Signing a 100 million dollars (about FCFA 50 billion) concessional loan agreement with the World Bank yesterday December 15 within the framework of Agricultural Investment and Market-driven Project (AIMDP) showcases government’s resolve to embrace agro-business. The money, the donor said, is a concessional loan, under the conditions of the World Bank’s International Development Association (IDA) that assists developing countries.
What Does it Consist In? According to the World Bank Director of Operations in Cameroon, Gregor Binkert, the project is focused on three value chains. These include the production of maize, cassava and sorghum, “three products which are very much today produced in subsistence manner with very low productivity and mainly for home consumption.
This project is trying to develop these three chains and make them competitive by tripling productivity per hectare, with high-yielding seeds,” he said. This will consist in organising farmers into cooperatives through which they can make direct contracts with agro-businesses that are buying the additional production. “It is very important because today a lot of starch, maize and cassava are imported.
The agro-businesses have the objective to purchase locally Cameroonian-made maize, sorghum and cassava,” Mr Binkert added. The five-year project (2014-2019) seeks to develop agro-business in the country for a sustainable agricultural production both for the economy and livelihood of the producers. This entails crop production (farming and contract farming), seed supply, agrichemicals, farm machinery, distribution, processing, marketing and retail of the products.
Target Production
Gregor Binkert disclosed that agro-businesses in Cameroon have expressed the need to buy locally about 200,000 metric tons of maize, 1.4 million metric tons of cassava; about 30,000 metric tons of flour and starch) as well as 30,000 metric tons of sorghum. Records show that importing these raw materials is not only costly for the industries but detrimental to the country’s trade balance whose persistent imbalance jeopardizes the emergence vision.
Bakery owners say including only 10 per cent of cassava flour in their composition is synonymous with reducing about 50 per cent of flour imports. Direct beneficiaries are estimated at 120,000 people but the development of a disease-resistant and high-yielding seeds scheme will also allow for others to tap from the project to improve on the farm inputs and therefore their livelihoods.
What Action on the Field?
The Minister of Agriculture and Rural Development, Essimi Menye, said the execution of the project on the field will take several steps. “We are helping to create cooperatives with the notion of value chain at the level of councils. Each council area will have a cooperative for cassava, maize and sorghum production. This means that we need to train a lot of people including seed producers as well as getting young people into agriculture,” the Minister said.
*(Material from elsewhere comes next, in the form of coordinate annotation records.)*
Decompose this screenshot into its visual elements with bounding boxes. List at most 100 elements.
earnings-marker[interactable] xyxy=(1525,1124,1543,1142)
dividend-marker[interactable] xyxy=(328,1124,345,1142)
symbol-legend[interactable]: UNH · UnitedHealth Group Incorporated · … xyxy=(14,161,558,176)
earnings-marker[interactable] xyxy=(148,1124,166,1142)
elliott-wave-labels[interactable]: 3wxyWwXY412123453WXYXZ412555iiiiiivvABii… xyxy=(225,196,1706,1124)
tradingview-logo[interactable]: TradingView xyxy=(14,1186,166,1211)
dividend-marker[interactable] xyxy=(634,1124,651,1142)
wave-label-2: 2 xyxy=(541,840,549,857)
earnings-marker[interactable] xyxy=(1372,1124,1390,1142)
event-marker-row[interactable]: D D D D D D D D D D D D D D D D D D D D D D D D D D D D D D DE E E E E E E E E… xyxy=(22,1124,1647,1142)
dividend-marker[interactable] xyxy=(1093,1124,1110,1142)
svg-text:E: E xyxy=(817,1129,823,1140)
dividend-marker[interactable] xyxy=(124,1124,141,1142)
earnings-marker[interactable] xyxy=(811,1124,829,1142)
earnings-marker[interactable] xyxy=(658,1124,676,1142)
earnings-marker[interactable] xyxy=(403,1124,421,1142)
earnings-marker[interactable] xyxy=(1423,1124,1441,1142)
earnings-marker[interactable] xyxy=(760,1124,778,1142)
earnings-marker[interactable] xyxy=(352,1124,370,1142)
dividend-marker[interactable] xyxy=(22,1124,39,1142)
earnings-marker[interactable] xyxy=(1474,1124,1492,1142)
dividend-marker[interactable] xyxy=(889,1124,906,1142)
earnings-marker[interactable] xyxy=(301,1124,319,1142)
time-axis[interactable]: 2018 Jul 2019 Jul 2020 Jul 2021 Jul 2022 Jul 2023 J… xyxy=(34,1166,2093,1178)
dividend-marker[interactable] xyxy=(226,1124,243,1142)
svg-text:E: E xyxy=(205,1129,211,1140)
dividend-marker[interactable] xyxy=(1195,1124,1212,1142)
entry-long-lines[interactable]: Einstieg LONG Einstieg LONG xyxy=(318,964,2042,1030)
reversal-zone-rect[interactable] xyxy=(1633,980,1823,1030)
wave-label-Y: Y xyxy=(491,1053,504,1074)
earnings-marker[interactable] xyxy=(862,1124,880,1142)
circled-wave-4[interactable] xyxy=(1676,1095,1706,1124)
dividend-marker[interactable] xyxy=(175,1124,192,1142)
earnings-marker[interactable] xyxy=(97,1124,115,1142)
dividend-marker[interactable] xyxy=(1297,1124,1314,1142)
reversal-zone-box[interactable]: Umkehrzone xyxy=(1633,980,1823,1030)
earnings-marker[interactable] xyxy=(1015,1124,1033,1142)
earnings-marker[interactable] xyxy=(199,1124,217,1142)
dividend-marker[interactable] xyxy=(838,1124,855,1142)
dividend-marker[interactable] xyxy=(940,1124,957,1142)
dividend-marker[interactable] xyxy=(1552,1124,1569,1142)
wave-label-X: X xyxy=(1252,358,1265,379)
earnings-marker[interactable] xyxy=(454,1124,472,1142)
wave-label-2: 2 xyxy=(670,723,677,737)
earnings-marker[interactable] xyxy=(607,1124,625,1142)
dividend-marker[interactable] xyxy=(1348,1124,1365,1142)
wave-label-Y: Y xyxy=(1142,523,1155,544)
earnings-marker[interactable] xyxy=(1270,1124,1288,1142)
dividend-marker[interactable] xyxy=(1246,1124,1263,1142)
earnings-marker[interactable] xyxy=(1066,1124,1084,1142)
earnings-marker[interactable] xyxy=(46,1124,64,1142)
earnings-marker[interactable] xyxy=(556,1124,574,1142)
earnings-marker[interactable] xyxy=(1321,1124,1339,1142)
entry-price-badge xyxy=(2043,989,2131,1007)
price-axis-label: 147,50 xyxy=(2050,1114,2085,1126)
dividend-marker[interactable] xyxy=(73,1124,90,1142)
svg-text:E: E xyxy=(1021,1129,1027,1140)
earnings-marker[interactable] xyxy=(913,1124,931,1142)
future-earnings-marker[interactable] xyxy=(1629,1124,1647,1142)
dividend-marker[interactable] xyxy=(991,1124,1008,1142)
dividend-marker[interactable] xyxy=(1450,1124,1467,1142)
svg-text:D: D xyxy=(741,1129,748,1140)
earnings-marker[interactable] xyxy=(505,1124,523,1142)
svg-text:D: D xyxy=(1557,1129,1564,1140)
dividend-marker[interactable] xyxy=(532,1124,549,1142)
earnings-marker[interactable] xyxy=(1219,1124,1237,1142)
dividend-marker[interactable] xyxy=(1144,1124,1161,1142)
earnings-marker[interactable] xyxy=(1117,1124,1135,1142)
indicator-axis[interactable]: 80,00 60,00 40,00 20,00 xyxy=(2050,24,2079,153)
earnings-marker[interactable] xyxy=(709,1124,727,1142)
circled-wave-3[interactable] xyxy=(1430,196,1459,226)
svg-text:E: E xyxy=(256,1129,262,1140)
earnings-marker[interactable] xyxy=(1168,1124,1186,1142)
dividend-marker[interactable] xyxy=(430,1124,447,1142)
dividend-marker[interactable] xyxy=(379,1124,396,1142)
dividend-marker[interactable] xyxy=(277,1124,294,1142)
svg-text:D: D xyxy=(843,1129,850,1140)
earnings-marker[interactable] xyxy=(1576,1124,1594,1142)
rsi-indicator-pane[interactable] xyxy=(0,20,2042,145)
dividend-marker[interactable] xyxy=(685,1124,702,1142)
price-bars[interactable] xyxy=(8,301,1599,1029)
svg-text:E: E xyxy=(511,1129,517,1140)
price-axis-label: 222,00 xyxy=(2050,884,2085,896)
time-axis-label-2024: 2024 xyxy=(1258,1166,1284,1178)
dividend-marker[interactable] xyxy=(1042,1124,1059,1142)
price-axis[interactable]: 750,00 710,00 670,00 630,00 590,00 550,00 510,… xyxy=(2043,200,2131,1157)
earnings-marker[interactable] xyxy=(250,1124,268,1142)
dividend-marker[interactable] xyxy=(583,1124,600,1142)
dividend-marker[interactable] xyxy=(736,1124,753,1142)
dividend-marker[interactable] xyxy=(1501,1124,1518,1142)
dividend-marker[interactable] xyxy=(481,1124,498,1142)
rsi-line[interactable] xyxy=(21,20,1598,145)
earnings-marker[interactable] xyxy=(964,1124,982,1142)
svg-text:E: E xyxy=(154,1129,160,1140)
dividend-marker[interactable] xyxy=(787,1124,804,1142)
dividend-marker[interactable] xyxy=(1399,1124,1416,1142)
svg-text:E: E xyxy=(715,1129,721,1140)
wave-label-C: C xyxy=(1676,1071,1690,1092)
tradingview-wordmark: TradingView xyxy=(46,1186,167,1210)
This is because the project, Minister Essimi Menye added, will also mill cassava and maize. “So, we will have milling units and for that we need to recruit engineers and technicians for those units to function. We need the banking sector to help because we need the turnaround of cooperatives and banks that are ready to join the bandwagon. We will bring changes in the way we use money. We will bring mobile banking into the project so that people will not need to carry money,” he noted.
The project, the Minister reiterated, signals the launch of contractual agriculture, meaning before a farmer cultivates his/her farmland with cassava, maize or sorghum, he will need to have a contract with buyers (off-takers). “We will also have to certify the farms and the outputs so as to have products of very high quality,” Essimi Menye said.